Algérie : la purge continue au sommet de l’Etat

Publié le 02.10.2015, 17h29 par Mathieu Portogallo | 122 vues | 0 Commentaires

Algérie : la purge continue au sommet de l’Etat La purge continue au sommet de l'Etat algérien

Hocine Benhadid, général algérien à la retraite, a été interpellé mercredi 30 septembre à son domicile par les gendarmes. Il avait donné quelques jours auparavant une interview dans laquelle il critiquait les proches du président en place, Abdelaziz Bouteflika, ainsi que l’Etat-major.

Cette arrestation fait suite au « limogeage », le 13 septembre, de l’ex-patron des services de renseignements algérien, le général Toufik et à l’emprisonnement d’un proche de ce dernier le 27 août, le général Hassan.
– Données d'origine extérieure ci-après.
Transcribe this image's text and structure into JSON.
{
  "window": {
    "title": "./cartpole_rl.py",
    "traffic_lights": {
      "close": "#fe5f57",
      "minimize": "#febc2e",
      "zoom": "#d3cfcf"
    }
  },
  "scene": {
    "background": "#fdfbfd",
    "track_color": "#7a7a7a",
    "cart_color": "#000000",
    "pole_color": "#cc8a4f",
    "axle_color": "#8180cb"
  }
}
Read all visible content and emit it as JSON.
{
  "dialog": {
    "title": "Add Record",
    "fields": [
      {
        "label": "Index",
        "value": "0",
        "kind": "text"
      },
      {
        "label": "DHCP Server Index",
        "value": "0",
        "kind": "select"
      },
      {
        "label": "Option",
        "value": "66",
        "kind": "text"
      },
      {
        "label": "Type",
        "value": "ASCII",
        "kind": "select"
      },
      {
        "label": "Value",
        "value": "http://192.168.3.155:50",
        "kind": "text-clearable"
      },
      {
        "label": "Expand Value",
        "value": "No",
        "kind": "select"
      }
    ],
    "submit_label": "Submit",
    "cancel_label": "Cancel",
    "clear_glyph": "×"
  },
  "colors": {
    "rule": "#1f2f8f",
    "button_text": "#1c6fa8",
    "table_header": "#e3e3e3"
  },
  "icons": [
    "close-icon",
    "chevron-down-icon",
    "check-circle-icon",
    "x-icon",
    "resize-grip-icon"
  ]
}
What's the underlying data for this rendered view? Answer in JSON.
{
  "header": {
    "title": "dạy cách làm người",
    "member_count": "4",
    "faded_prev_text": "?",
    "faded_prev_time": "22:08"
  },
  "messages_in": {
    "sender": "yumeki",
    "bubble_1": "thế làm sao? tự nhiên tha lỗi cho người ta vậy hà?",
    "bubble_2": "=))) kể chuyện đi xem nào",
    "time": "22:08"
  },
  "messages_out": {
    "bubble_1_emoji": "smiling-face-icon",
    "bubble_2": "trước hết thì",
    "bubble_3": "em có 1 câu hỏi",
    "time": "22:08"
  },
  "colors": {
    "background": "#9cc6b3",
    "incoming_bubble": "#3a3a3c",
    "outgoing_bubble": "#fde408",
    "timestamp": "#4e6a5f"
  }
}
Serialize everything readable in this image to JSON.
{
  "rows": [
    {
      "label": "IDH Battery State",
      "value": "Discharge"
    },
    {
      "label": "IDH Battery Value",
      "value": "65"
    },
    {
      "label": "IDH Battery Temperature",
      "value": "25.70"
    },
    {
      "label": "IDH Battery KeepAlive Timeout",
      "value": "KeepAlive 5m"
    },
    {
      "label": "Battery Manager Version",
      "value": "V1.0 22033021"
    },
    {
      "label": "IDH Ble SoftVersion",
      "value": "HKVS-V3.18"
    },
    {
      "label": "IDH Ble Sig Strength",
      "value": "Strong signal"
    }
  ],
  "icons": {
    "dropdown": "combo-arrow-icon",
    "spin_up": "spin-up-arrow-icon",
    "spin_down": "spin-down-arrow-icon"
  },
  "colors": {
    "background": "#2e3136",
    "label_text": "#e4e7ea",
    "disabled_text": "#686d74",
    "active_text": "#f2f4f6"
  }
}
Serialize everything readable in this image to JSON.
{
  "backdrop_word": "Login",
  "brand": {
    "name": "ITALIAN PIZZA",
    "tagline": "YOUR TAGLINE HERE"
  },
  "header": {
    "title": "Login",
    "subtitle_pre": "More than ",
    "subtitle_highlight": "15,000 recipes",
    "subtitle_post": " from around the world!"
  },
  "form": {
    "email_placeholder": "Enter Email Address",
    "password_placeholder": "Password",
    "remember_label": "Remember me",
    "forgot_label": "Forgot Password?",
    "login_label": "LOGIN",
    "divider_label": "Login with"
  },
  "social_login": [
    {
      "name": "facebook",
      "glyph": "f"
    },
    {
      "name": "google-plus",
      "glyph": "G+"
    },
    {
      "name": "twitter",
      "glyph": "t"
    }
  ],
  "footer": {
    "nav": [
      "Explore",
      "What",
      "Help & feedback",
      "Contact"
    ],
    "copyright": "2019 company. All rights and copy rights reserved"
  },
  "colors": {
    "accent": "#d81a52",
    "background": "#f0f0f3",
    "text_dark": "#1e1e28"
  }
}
Cette série démontre la volonté du gouvernement de reprendre la main sur le Département du renseignement et de la sécurité (DRS).

Selon le média El Watan, l’arrestation d’Hocine Benhadid a été « musclée, expéditive et aucun motif précis ne lui aurait été fourni. » Le général est actuellement placé sous mandat de dépôt par le Tribunal militaire. Cette décision en haut lieu serait l’œuvre d'Ahmed Gaïd Salah, le chef d’état-major et vice-ministre de la Défense, fortement contesté par l’intéressé dans l’interview. Le quotidien francophone précise qu’une plainte pour « divulgation de secret militaire » auprès du ministère de la Défense serait à l’origine du processus judiciaire.

Une longue série d’arrestations

Si des changements notoires aux postes clés de l’armée avaient déjà été effectués par le président Bouteflika et ses proches au mois de juillet, la purge au sommet de l’Etat prend un virage à 180 degrés avec la mise de côté des généraux Hassan, Toufik et donc Benhadid depuis peu.

El Watan relatait fin août que le général Hassan avait été écroué dans une prison de Blida proche d’Alger. L’ex-leader du Scorat (Service de coordination opérationnelle et de renseignement antiterroriste) avait subi les dommages collatéraux de la guerre des tranchées entre El Mouradia, siège de la présidence, et le Département du Renseignement et de la Sécurité (DRS). Pour rappel, le SCORAT est aujourd’hui sous tutelle de l’Etat-major algérien.

Quant au Général Toufik, un communiqué de la présidence annonçait mi-septembre « son admission à la retraite ». Cette personnalité éminente des services secrets locaux en avait été le dirigeant pendant 25 ans et était considéré comme l’un des « faiseurs de Roi » par son influence extrêmement importante dans le pays.